N’oubliez pas Gaza… Et n’oubliez pas de prier pour moi

Testament d’Anas El Sharif, journaliste palestinien pour Al Jazeera, écrit en prévision de son martyre.

Ceci est mon testament, mon dernier message. Si vous recevez ces mots, sachez qu’Israël a réussi à me tuer et à faire taire ma voix. Que la paix soit avec vous, et qu’Allah vous bénisse. Il sait que j’ai fait tout ce qui était en mon pouvoir pour être un soutien et une voix pour mon peuple, depuis que j’ai ouvert les yeux sur la vie dans les ruelles et les quartiers du camp de réfugiés de Jabalia.

Mon espoir était que Allah prolonge ma vie afin que je puisse retourner avec ma famille et mes proches dans notre ville d’origine, Majdal, occupée sous le nom d’Ashkelon. Mais Sa volonté était plus forte, et son jugement est sans appel. J’ai vécu la douleur dans tous ses détails, j’ai goûté à la souffrance et à la perte à maintes reprises, Malgré cela, je n’ai jamais cessé de transmettre la vérité telle qu’elle est, sans falsification ni déformation, afin qu’Allah soit témoin de ceux qui se sont tus et ont accepté de nous voir mourir, de ceux qui ont étouffé nos souffles et dont les cœurs sont restés insensibles à la vue des corps de nos enfants et de nos femmes, et qui n’ont pas mis fin au massacre dont notre peuple est victime depuis plus d’un an et demi.

Je vous confie la Palestine, joyau de la couronne du monde musulman et cœur battant de tous les hommes libres de ce monde. Je vous confie son peuple, ses enfants innocents à qui l’âge n’a pas permis de rêver et de vivre en sécurité et en paix, dont les corps purs ont été écrasés par des milliers de tonnes de bombes et de missiles israéliens, déchiquetés et dispersés sur les murs.

Je vous demande de ne pas vous laisser réduire au silence par les restrictions, ni immobiliser par les frontières. Soyez des ponts pour la libération du pays et de son peuple, jusqu’à ce que le soleil de la dignité et de la liberté brille à nouveau sur notre pays volé.

Je vous confie ma famille, je vous confie la prunelle de mes yeux, ma fille bien-aimée Cham, que le temps ne m’a pas permis de voir grandir comme je l’avais rêvé. Je vous confie mon cher fils Salah, pour lequel j’aurais souhaité être un soutien et un compagnon de route jusqu’à ce qu’il devienne fort, qu’il prenne le relais et qu’il achève la mission.

Je vous confie ma mère bien-aimée, dont les prières m’ont permis d’arriver là où je suis aujourd’hui, et dont les invocations ont été ma protection et sa lumière mon chemin. Je prie Allah de lui accorder la paix et de la récompenser comme il se doit. Je vous confie également ma compagne de vie, ma chère épouse, Oum Salah Bayan, que la guerre a séparée de moi pendant de longs jours et de longs mois, mais qui est restée fidèle à son engagement, inébranlable comme un tronc d’olivier qui ne plie pas, patiente et confiante, portant le fardeau de la responsabilité en mon absence avec toute sa force et sa foi.

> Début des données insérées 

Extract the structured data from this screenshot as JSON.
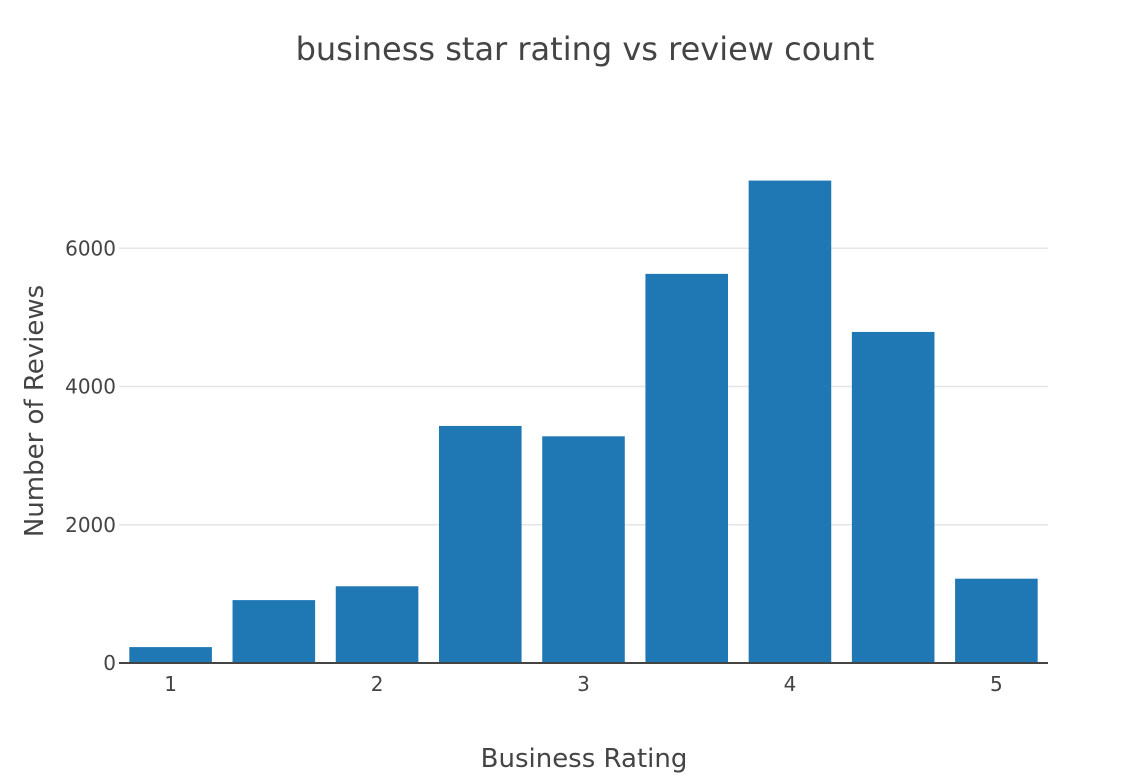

Je vous demande de les entourer et d’être leur soutien après Allah, le Tout-Puissant. Si je meurs, je mourrai fidèle à mes principes, et j’atteste devant Allah que je suis satisfait de son jugement, que je crois en sa rencontre et que je suis convaincu que ce qui est auprès de Lui est meilleur et plus durable.

Allah, accepte-moi parmi les martyrs, pardonne-moi mes péchés passés et futurs, et fais de mon sang une lumière qui éclaire le chemin de la liberté pour mon peuple et ma famille. Pardonnez-moi si j’ai failli à ma tâche, et priez pour que Allah me fasse miséricorde, car j’ai respecté mon engagement, je n’ai pas changé et je n’ai pas dévié.

N’oubliez pas Gaza… Et n’oubliez pas de prier pour moi afin que je sois pardonné et accepté.